‘Kony refused to sign peace deal over Shs360m’

Lira.

Rebel leader Joseph Kony would perhaps have signed the peace deal in Juba if he had received $100,000 (about Shs360m) that had been mobilised to support his activities, a former soldier who participated in the talks has said.

Col (rtd) Tonny Otoa, who participated in the Juba peace talks as a delegate of the Lango Cultural Foundation, which was largely an observer, told this newspaper that Kony on one occasion, referred to members of his negotiating team as “thieves”.

“He (Kony) said these are thieves.
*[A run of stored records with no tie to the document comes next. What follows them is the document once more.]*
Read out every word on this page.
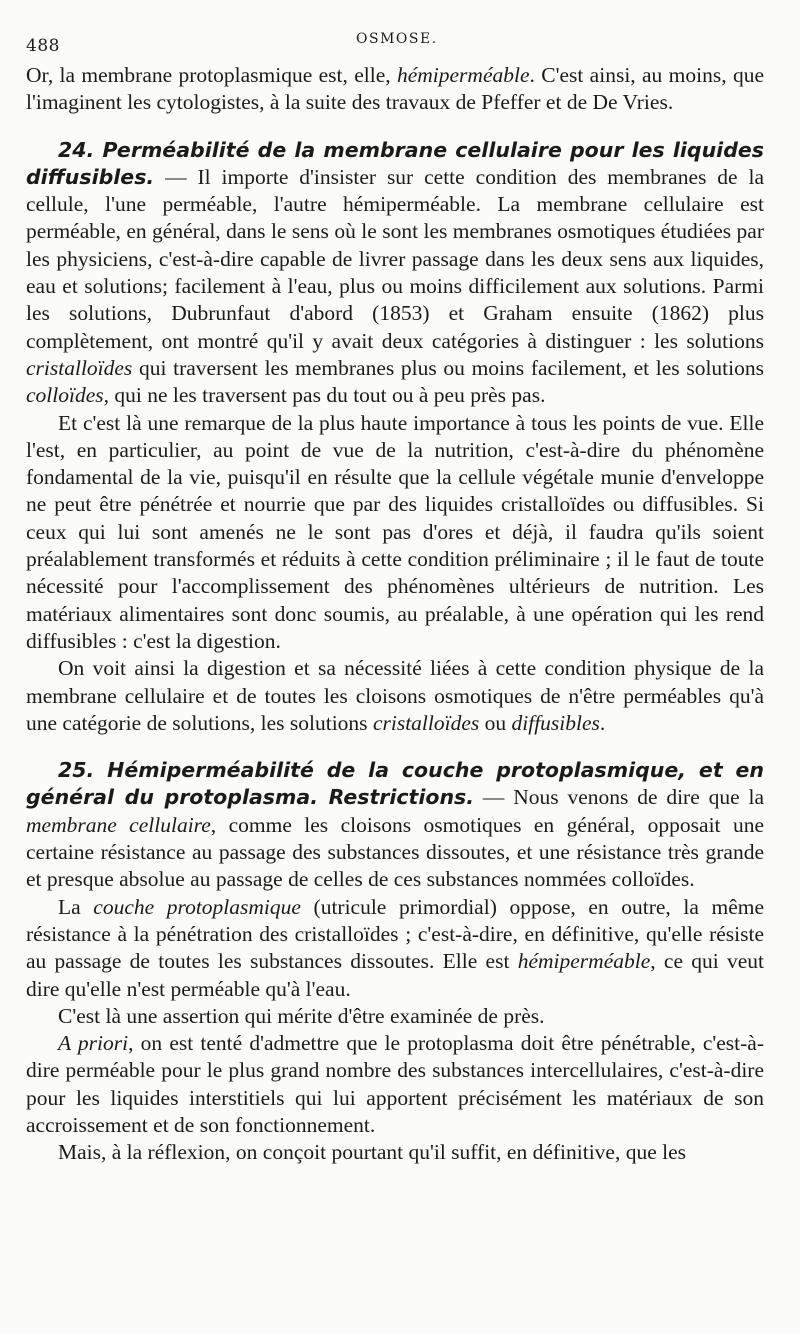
488	OSMOSE.

Or, la membrane protoplasmique est, elle, hémiperméable. C'est ainsi, au moins, que l'imaginent les cytologistes, à la suite des travaux de Pfeffer et de De Vries.

24. Perméabilité de la membrane cellulaire pour les liquides diffusibles. — Il importe d'insister sur cette condition des membranes de la cellule, l'une perméable, l'autre hémiperméable. La membrane cellulaire est perméable, en général, dans le sens où le sont les membranes osmotiques étudiées par les physiciens, c'est-à-dire capable de livrer passage dans les deux sens aux liquides, eau et solutions; facilement à l'eau, plus ou moins difficilement aux solutions. Parmi les solutions, Dubrunfaut d'abord (1853) et Graham ensuite (1862) plus complètement, ont montré qu'il y avait deux catégories à distinguer : les solutions cristalloïdes qui traversent les membranes plus ou moins facilement, et les solutions colloïdes, qui ne les traversent pas du tout ou à peu près pas.

Et c'est là une remarque de la plus haute importance à tous les points de vue. Elle l'est, en particulier, au point de vue de la nutrition, c'est-à-dire du phénomène fondamental de la vie, puisqu'il en résulte que la cellule végétale munie d'enveloppe ne peut être pénétrée et nourrie que par des liquides cristalloïdes ou diffusibles. Si ceux qui lui sont amenés ne le sont pas d'ores et déjà, il faudra qu'ils soient préalablement transformés et réduits à cette condition préliminaire ; il le faut de toute nécessité pour l'accomplissement des phénomènes ultérieurs de nutrition. Les matériaux alimentaires sont donc soumis, au préalable, à une opération qui les rend diffusibles : c'est la digestion.

On voit ainsi la digestion et sa nécessité liées à cette condition physique de la membrane cellulaire et de toutes les cloisons osmotiques de n'être perméables qu'à une catégorie de solutions, les solutions cristalloïdes ou diffusibles.

25. Hémiperméabilité de la couche protoplasmique, et en général du protoplasma. Restrictions. — Nous venons de dire que la membrane cellulaire, comme les cloisons osmotiques en général, opposait une certaine résistance au passage des substances dissoutes, et une résistance très grande et presque absolue au passage de celles de ces substances nommées colloïdes.

La couche protoplasmique (utricule primordial) oppose, en outre, la même résistance à la pénétration des cristalloïdes ; c'est-à-dire, en définitive, qu'elle résiste au passage de toutes les substances dissoutes. Elle est hémiperméable, ce qui veut dire qu'elle n'est perméable qu'à l'eau.

C'est là une assertion qui mérite d'être examinée de près.

A priori, on est tenté d'admettre que le protoplasma doit être pénétrable, c'est-à-dire perméable pour le plus grand nombre des substances intercellulaires, c'est-à-dire pour les liquides interstitiels qui lui apportent précisément les matériaux de son accroissement et de son fonctionnement.

Mais, à la réflexion, on conçoit pourtant qu'il suffit, en définitive, que les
I cannot sign an agreement drafted by thieves,” Col Otoa said.

As plans to hold talks between the government and Kony gathered momentum, the original members of Kony’s Lord’s Resistance Army (LRA) delegation held consultation tours in 2007, during which they were expected to collect money to deliver to Kony.
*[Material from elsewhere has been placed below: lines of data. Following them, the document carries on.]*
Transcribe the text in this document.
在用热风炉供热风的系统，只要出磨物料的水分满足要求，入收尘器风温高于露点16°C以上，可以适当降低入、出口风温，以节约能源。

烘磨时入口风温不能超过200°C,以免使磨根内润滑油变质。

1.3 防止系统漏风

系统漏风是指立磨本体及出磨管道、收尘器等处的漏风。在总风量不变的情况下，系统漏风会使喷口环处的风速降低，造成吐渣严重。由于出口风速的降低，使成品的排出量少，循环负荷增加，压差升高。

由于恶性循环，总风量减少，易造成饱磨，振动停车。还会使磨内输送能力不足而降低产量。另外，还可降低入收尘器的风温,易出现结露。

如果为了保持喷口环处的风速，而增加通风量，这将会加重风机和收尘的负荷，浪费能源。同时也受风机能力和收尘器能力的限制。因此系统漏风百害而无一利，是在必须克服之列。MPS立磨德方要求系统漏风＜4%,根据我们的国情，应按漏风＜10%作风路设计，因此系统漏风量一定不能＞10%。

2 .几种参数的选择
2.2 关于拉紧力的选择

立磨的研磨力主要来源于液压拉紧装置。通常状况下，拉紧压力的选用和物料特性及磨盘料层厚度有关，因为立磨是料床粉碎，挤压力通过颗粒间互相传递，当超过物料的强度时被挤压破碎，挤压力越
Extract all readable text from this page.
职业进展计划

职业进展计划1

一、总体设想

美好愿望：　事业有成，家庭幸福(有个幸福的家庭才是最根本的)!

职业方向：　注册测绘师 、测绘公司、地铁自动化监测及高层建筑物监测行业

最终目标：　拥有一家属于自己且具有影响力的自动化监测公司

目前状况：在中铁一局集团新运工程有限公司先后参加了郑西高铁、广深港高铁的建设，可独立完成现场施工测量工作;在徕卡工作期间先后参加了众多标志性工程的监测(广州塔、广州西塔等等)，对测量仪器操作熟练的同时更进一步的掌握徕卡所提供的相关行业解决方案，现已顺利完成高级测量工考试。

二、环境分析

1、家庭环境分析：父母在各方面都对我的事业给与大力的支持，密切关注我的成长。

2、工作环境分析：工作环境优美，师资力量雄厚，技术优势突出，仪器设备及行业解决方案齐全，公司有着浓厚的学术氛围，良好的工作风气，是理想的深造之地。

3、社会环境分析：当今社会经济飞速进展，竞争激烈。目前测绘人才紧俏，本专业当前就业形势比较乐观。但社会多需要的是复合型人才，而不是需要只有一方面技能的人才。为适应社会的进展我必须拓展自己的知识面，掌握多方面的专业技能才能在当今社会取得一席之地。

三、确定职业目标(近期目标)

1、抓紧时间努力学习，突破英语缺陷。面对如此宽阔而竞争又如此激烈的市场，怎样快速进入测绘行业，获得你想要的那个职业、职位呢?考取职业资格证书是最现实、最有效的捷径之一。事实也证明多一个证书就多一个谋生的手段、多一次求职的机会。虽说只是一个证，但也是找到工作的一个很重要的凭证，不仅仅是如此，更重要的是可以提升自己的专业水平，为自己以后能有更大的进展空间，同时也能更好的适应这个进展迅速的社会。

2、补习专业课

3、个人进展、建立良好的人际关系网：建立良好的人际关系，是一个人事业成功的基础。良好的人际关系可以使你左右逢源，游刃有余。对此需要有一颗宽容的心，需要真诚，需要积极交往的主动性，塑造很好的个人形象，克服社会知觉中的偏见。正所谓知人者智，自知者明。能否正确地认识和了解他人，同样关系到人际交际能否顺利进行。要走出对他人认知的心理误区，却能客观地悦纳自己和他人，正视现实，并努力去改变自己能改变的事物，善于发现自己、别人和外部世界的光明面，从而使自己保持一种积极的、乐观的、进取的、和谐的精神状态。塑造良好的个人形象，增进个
Former Oyam North MP Krispus Ayena Odongo, a Kampala-based lawyer, who was the legal advisor to the LRA negotiating team, estimates that $100,000 could have been collected in the process, but that only $9,000 was handed over to Kony. This was the time Mr Martin Ojul led the LRA negotiating team.

“The mistake that Ojul made was to put this money in the hands of Santa Okot. And when we went back (to Juba), Kony asked for the money and the chairman (Ojul) could only account for about $9,000, which was later given to Kony,” Mr Ayena says.

Ms Santa Okot was the Woman MP for Pader District and, our sources say, she now lives in the US. Efforts to contact her for this article were futile. Mr Ojul, who we also failed to reach, lived abroad for years until he showed up to lead the LRA peace delegation in Juba. Sources say he now lives and works in Kampala but we were unable to reach him for this article.

Kony annoyed
But after the meeting in which the said $9,000 was handed over to Kony instead of $100,000, Col Otoa says the rebel leader was very angry and he decided to fire Mr Ojul as the head of his delegation, replacing him with David Nyekorach Matsanga.

The other members of the delegation who were fired, according to Col Otoa, were Denis Okiroro, Ray Acama and Godfrey Ayoo. Mr Ayena also resigned as legal advisor to the team.

“What I finally came to realise was that they (LRA negotiating team) would inflate the number of delegates, cost of their accommodation and amount paid to them as allowances would be quadrupled or even made 10 times,” Col Otoa said.

Ayena responds
Whereas Mr Ayena suggests that the financial problems were originated by Ms Santa Okot, who ended up skipping the meeting with Kony, Col Otoa blames the entire LRA negotiating team. This makes Mr Ayena angry.

“That is very stupid (saying that the LRA negotiating team swindled Kony’s money). First of all by the time Otoa met Kony, the idea of signing the peace deal was not yet there. We were still negotiating,” Mr Ayena said in a telephone interview on Wednesday.

“He (Col Otoa) is a very pretentious man. I don’t like his gut very much. I don’t know what he is insinuating. Is he insinuating that some of us could be responsible?” Mr Ayena asked.

He added: “And what I know for a fact is that Kony never met anybody and even that bit of money confusion could not have come to the attention of Otoa. You know the problem with Otoa is that he wants to talk bigger than he knows.”

Who is Col Otoa
Col Otoa, now in his late 70s, was a fighter in the Uganda National Liberation Army (UNLA).

He fled to exile when Milton Obote was overthrown by Tito Okello in 1985, and later returned to serve in President Museveni’s National Resistance Army before retiring. Currently a clan chief in Lango, Col Otoa lives in Lira town.

After failing to sign the peace agreement, Kony relocated his forces to the Garamba forest national park in the Democratic Republic of Congo and later to the jungles of the Central African Republic, where a joint force supported by the Americans is currently pursuing them.